Obviamente, tudo isto disse o deputado do Livre sem citar qualquer artigo científico validado e sem sequer referir que os estudos científicos mostram que a Ómicron fez, por si só, baixar significativamente a letalidade do SARS-CoV-2, e que os ganhos da vacinação com as novas variantes (que tornaram a covid-19 mais transmissível e rapidamente endémica) são desprezíveis ou mesmo nulos abaixo dos 40 anos de idade. E isto sem se conhecer os efeitos a longo prazo.

Augusto Santos Silva, deputado do Partido Socialista e presidente da Assembleia da República.

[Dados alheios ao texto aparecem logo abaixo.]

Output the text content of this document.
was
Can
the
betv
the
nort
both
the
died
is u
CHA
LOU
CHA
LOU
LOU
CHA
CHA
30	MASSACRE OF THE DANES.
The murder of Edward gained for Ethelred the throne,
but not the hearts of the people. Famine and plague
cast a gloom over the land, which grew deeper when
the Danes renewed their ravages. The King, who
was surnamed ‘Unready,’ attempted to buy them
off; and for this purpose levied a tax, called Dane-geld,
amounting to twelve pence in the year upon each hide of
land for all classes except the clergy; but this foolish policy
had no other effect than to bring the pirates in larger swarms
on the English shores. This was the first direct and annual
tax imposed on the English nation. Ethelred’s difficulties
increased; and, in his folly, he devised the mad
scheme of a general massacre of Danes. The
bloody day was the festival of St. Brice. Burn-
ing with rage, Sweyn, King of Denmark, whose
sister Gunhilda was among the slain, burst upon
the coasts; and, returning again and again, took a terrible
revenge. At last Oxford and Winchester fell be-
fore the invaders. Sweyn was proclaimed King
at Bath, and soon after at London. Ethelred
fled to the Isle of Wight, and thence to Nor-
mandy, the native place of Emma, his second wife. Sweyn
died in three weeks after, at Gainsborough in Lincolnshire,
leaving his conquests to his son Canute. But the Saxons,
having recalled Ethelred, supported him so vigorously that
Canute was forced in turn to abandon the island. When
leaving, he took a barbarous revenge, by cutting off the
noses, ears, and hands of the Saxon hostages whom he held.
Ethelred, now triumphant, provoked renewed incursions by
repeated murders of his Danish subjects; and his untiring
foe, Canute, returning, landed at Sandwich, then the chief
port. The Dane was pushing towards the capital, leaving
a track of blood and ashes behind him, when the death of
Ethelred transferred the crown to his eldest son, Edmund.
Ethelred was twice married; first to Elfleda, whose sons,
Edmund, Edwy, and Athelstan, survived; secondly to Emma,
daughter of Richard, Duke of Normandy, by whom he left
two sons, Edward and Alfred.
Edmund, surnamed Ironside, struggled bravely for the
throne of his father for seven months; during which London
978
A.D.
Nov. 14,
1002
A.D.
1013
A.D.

Na verdade, embora muitos deputados tivessem assumido a existência de efeitos secundários como “normais” em todos os fármacos, foram evidentes as dificuldades em lidar com argumentação científica sustentada mesmo quando a Ciência foi evocada e invocada – tanto ao nível dos efeitos adversos com sequelas como ao nível de mortes –, sabendo-se ser com números (e não com profissões de fé) que se decide se o benefício compensa o risco. Nesse aspecto, e é quase tudo, nenhum deputado mostrou estar habilitado.

Em suma, muita palra para tão pouco sumo. Se vantagens houve no debate da petição e da recomendação proposta pelo Chega – que seria chumbada – foi o de se saber que os deputados portugueses continuam apenas com chavões na boca e a necessitarem urgentemente de uma rápida reciclagem científica à cabeça. O Google Scholar ajudaria, embora depois dê trabalho ler o que a Ciência tem revelado nos últimos tempos sobre estas matérias – não convém muito ir ao ChatGPT, diga-se, porque (ainda) repete chavões, e ainda não está ligado a artigos científicos.